Целеустремленный — устремил он свои цели на полное подчинение лагерей, которые, ты знаешь, живут по собственным законам и вся связь между зоновской админситрацией и областной управой заключалась в ежемесячном подношении мзды, да ежеквартальной попойкой в бане с местными сельскими девками и с последующей охотой, пока привезенная комиссией бригада охраны грабит зеков под видом «планового обыска». Уж эту схему он изучил досканально! И происхождение начальничьих усадеб с бассейнами и павлинами не было для него загадкой. И о том, что с развалом новой плановой системы производства, каждая зона стала своебразным коммерческим предприятием и более того — барщиной с бесплатной рабской силой, он тоже знал. И цифры складывал неплохо. В общем, под руководством Штирлица, встрепенулись тихие омуты. Каждый лагерь в пределах своего управления (таковых насчитывалось одиннадцать) он старался подчинить уже не формально, а материально и противящихся такому подчинению сплавлял в бесславные пенсии при полном разорении, а смирившихся провожал с почестями, с банкетами и памятными грамотами. Потому что во всех вверенных ему лагерях возводил он на должности начальников только своих и только своих, и только обязанных ему лично.
Осиновское руководство не сдавалось. И охомутать Осиновку было очень сложно. Дело в том, что зона находилась в такой глухомани, где ближайшая железнодорожная станция в семидесяти километрах, считалась центром цивилизации! Вокруг лагеря протухла деревенька, которая собственно и называлась Осиновкой. Ясное дело, что все жители этой деревни и были работниками колонии, от самого младшего прапорщика до начальника лагеря. Они же охраняли зону с вышек, с тех пор как от этой работы отстранили призывников вэвэшников и охранники стали набираться по контракту. Короче, круговая порука от и до и казалось, что разрушить эту систему способен лишь глобальный катаклизм конца света.
Две тысячи зеков постепенно скалывались, в то время как две сотни мусоров вели привычный образ жизни — глушили самогон, колошматили жен и готовили детишек к неминуемой преемственности проведения жизни от первого и до последнего дня в зоне и не по приговору суда, а потому что лишь, что пьяный мусор папа кончил в пьяную мусоршу — маму и вспомнили об этом только в тот момент, когда у мамы случилась задержка, а аборт в той местности был моветоном, потому как фельдшер со станции брал за процедуру три стольника-то есть ровно столько, сколько стоит мешок сахара украденный со свеклозавода, а мешок сахара — это минимум сорок литров самогона! Так что плодились люди.

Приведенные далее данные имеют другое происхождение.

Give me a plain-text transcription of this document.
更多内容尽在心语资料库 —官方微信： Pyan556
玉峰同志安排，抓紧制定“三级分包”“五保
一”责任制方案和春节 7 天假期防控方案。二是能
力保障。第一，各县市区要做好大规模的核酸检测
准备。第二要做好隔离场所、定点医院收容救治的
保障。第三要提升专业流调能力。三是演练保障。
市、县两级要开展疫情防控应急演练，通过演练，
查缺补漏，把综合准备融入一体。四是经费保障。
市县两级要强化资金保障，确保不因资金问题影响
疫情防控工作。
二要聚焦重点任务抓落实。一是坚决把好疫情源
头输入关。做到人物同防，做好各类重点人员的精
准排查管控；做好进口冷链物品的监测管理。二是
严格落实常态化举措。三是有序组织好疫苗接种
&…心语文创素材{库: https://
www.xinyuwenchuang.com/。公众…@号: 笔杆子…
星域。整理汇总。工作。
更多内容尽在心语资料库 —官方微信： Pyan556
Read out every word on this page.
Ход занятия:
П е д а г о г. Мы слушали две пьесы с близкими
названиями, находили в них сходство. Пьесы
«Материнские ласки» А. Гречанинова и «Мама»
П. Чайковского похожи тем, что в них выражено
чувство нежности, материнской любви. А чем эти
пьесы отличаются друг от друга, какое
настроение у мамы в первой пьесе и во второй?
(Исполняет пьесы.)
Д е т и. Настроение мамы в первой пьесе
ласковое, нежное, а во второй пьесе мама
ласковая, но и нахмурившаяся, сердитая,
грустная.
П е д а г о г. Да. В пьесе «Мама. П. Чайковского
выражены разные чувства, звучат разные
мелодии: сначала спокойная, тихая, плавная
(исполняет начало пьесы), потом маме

Отвлекся я…
Короче, торговля маком, именуемым в тех местах «соломой», налажена была основательно. Казалось что весь воспитательно-социальный смысл этого Осиновского места лишения свободы заключался в том, чтобы любыми силами подсадить каждого вновь прибывшего зека на иглу, сделать из него законченного наркомана, чтобы по своему освобождению (если конечно не сдохнет от передоза), тот смог бы сотворить максимальное количество гадостей окружающему миру, и вновь вернуться с очередным сроком для повышения квалификации. Скажу тебе, брат, что таких мутантов у которых головы превратились в маковые бутоны я и раньше встречал. Но в таком массовом и сплоченном состоянии в котором они находились в Осиновке, я видел их впервые.

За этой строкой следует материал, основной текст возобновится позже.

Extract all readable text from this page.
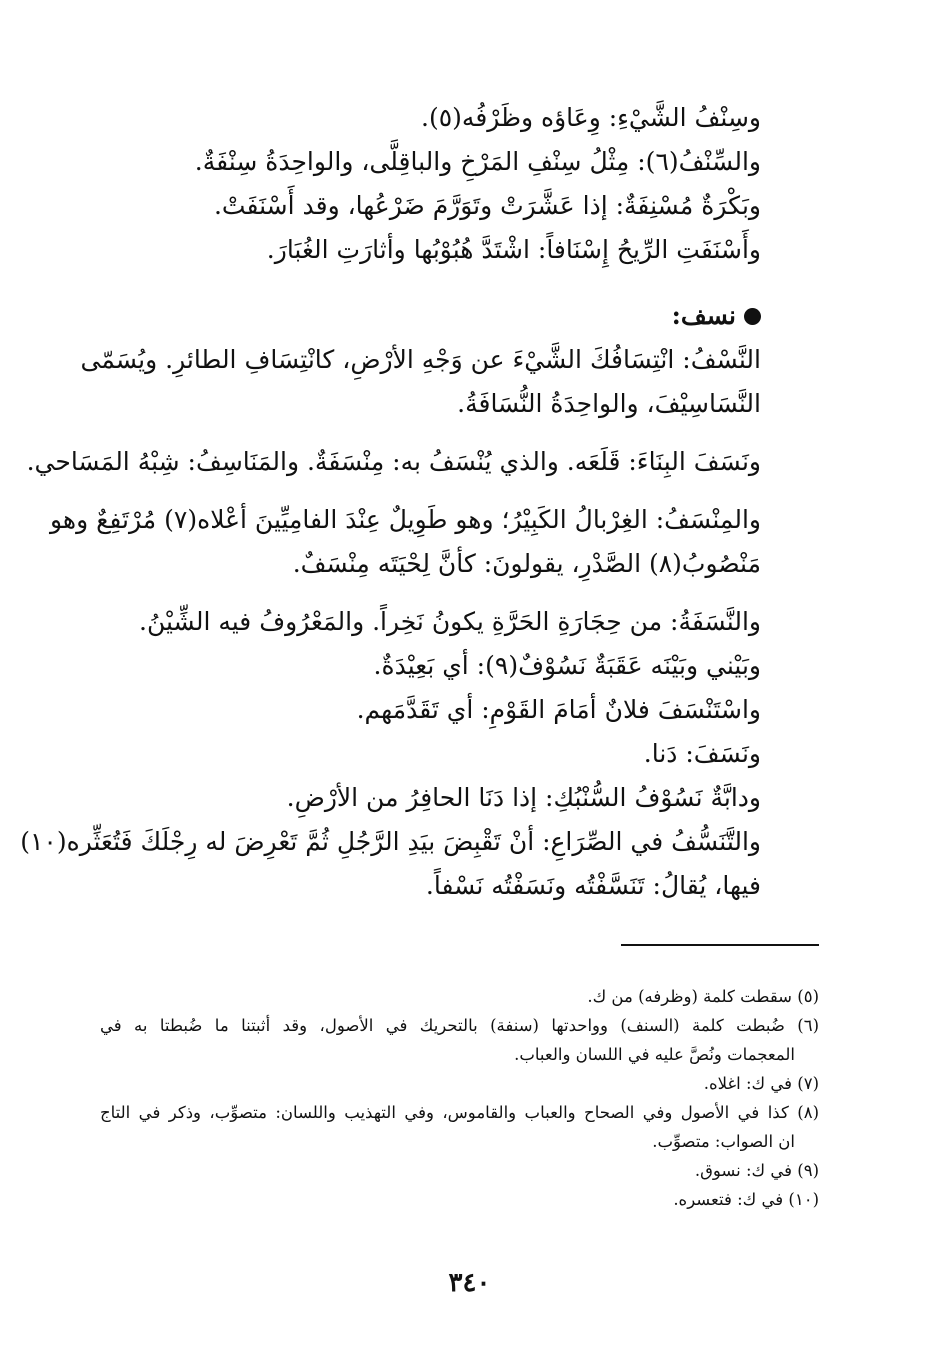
وسِنْفُ الشَّيْءِ: وِعَاؤه وظَرْفُه(٥).
والسِّنْفُ(٦): مِثْلُ سِنْفِ المَرْخِ والباقِلَّى، والواحِدَةُ سِنْفَةٌ.
وبَكْرَةٌ مُسْنِفَةٌ: إذا عَشَّرَتْ وتَوَرَّمَ ضَرْعُها، وقد أَسْنَفَتْ.
وأَسْنَفَتِ الرِّيحُ إِسْنَافاً: اشْتَدَّ هُبُوْبُها وأثارَتِ الغُبَارَ.
نسف:
النَّسْفُ: انْتِسَافُكَ الشَّيْءَ عن وَجْهِ الأرْضِ، كانْتِسَافِ الطائرِ. ويُسَمّى
النَّسَاسِيْفَ، والواحِدَةُ النُّسَافَةُ.
ونَسَفَ البِنَاءَ: قَلَعَه. والذي يُنْسَفُ به: مِنْسَفَةٌ. والمَنَاسِفُ: شِبْهُ المَسَاحي.
والمِنْسَفُ: الغِرْبالُ الكَبِيْرُ؛ وهو طَوِيلٌ عِنْدَ الفامِيِّينَ أعْلاه(٧) مُرْتَفِعٌ وهو
مَنْصُوبُ(٨) الصَّدْرِ، يقولونَ: كأنَّ لِحْيَتَه مِنْسَفٌ.
والنَّسَفَةُ: من حِجَارَةِ الحَرَّةِ يكونُ نَخِراً. والمَعْرُوفُ فيه الشِّيْنُ.
وبَيْني وبَيْنَه عَقَبَةٌ نَسُوْفٌ(٩): أي بَعِيْدَةٌ.
واسْتَنْسَفَ فلانٌ أمَامَ القَوْمِ: أي تَقَدَّمَهم.
ونَسَفَ: دَنا.
ودابَّةٌ نَسُوْفُ السُّنْبُكِ: إذا دَنَا الحافِرُ من الأرْضِ.
والتَّنَسُّفُ في الصِّرَاعِ: أنْ تَقْبِضَ بيَدِ الرَّجُلِ ثُمَّ تَعْرِضَ له رِجْلَكَ فَتُعَثِّره(١٠)
فيها، يُقالُ: تَنَسَّفْتُه ونَسَفْتُه نَسْفاً.
(٥) سقطت كلمة (وظرفه) من ك.
(٦) ضُبطت كلمة (السنف) وواحدتها (سنفة) بالتحريك في الأصول، وقد أثبتنا ما ضُبطتا به في
المعجمات ونُصَّ عليه في اللسان والعباب.
(٧) في ك: اغلاه.
(٨) كذا في الأصول وفي الصحاح والعباب والقاموس، وفي التهذيب واللسان: متصوِّب، وذكر في التاج
ان الصواب: متصوِّب.
(٩) في ك: نسوق.
(١٠) في ك: فتعسره.
٣٤٠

Опийный рай. Уральский Пешвар… Стакан молотого мака стоил один доллар (у них все почему-то за доллары). Или эквивалент — охотничий нож — два стакана, блок LM — три стакана, выкидуха — тоже три. Остальные предметы зоновского обихода — по договоренности с лагерным барыгой, который лавировал между Чужаком и оперчастью, осознавая видимо что различия между ними исключительно формальные. Так что в силу ясности мышления вышел из этой трехлетней торговли с минимальными потерями — всего-то два выбитых зуба, да единожды свернутая челюсть!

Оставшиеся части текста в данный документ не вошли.